También hay una reflexión hacia la mitad que me parece sin duda la más acertada del libro:
Carácter, ¿qué coño es el carácter? ¿Ser prepotente es tener carácter? ¿Ser un engreído? ¿Hablar muy alto? ¿Tener dotes de mando? Todos quieren tener una chica bonita a su lado, y cuando consiguen a la más guapa que pueden conseguir se quedan tranquilos. Luego se arrepienten, se arrepienten mil veces, porque cuando ya no ven la belleza, sino la persona que tienen delante, se dan cuenta de que están frente a una gilipollas, frente a una mediocre, frente a una de tantas... Por eso fracasa en realidad el matrimonio. Porque la gente no se casa con quien se lleva bien, sino con quien es guapo. Con la guapa. Y se quedan tan satisfechos. ¡Ya! Pero solo un rato. La belleza hace mucho daño, y en muchos sentidos (pág: 78).

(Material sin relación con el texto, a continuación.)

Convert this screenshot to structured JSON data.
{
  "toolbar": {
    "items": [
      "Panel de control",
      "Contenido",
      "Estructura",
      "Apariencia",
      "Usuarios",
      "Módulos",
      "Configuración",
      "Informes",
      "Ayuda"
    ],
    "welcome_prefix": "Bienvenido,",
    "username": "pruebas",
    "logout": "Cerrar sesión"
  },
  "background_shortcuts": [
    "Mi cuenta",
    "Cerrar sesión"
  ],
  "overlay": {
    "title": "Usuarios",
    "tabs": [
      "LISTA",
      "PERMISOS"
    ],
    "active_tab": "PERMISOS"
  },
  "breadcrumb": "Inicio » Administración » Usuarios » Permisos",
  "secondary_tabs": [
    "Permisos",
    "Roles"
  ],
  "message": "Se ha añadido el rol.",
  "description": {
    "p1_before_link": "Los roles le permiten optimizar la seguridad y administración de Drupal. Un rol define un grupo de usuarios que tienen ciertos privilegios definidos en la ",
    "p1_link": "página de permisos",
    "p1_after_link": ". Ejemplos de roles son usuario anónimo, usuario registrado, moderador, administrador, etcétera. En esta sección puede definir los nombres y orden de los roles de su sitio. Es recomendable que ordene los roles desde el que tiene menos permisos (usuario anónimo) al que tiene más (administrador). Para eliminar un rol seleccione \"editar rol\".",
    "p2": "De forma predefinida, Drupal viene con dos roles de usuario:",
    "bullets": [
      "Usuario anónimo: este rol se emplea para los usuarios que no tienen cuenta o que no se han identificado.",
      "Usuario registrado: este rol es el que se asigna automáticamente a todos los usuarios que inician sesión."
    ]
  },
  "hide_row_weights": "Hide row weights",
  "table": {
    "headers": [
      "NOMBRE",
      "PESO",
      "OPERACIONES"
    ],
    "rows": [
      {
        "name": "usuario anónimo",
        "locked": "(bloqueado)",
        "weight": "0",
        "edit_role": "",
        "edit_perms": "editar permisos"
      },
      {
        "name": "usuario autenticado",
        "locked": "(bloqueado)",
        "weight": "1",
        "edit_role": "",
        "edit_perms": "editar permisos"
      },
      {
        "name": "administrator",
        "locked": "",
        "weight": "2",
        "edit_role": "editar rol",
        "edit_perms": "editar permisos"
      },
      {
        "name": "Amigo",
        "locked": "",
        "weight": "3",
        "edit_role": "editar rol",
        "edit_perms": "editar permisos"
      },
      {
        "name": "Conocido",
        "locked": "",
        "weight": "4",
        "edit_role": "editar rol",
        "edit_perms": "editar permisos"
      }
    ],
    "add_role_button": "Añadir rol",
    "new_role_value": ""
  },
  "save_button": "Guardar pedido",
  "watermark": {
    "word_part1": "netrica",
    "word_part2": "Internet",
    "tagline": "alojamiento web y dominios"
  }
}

Como siempre: pocas palabras para transmitir algo profundo. Si creéis que es sencillo, poneos a ello. Y olvidad todas las gilipolleces que os cuentan en las aulas de escritura. Si la mayoría de los profes (no todos, por suerte) no son capaces de crear algo así, ¿qué carajo os van a enseñar? Mejor guardaos el dinero de la matrícula para unas copas.
Dicho lo dicho, hay que tener en cuenta que en una novela como Peaje (y en muchas más, claro), igual que en una buena canción, se necesita un final logrado y contundente, un vía de escape que ponga la guinda en el pastel, y el libro lo tiene. Es un final anunciado por el narrador y esperado por el lector, pero se resuelve de manera brillante e incluso te saca unas risas, que siempre se agradecen en los tiempos que corren.
Como dice el prologuista, Julio de la Rosa no es un tío corriente, sino un rarito que se aleja del montón, un tipo retraído que siempre está estudiando su entorno. Y yo digo: bienvenidos sean los raritos, cojones, siempre y cuando nos regalen (en sentido figurado) joyas literarias como esta. Bueno, ahora os tengo que dejar. Por fin me he decidido: voy a buscar al supermán del peaje. Es un peso que me aplasta la conciencia y que ya no puedo soportar.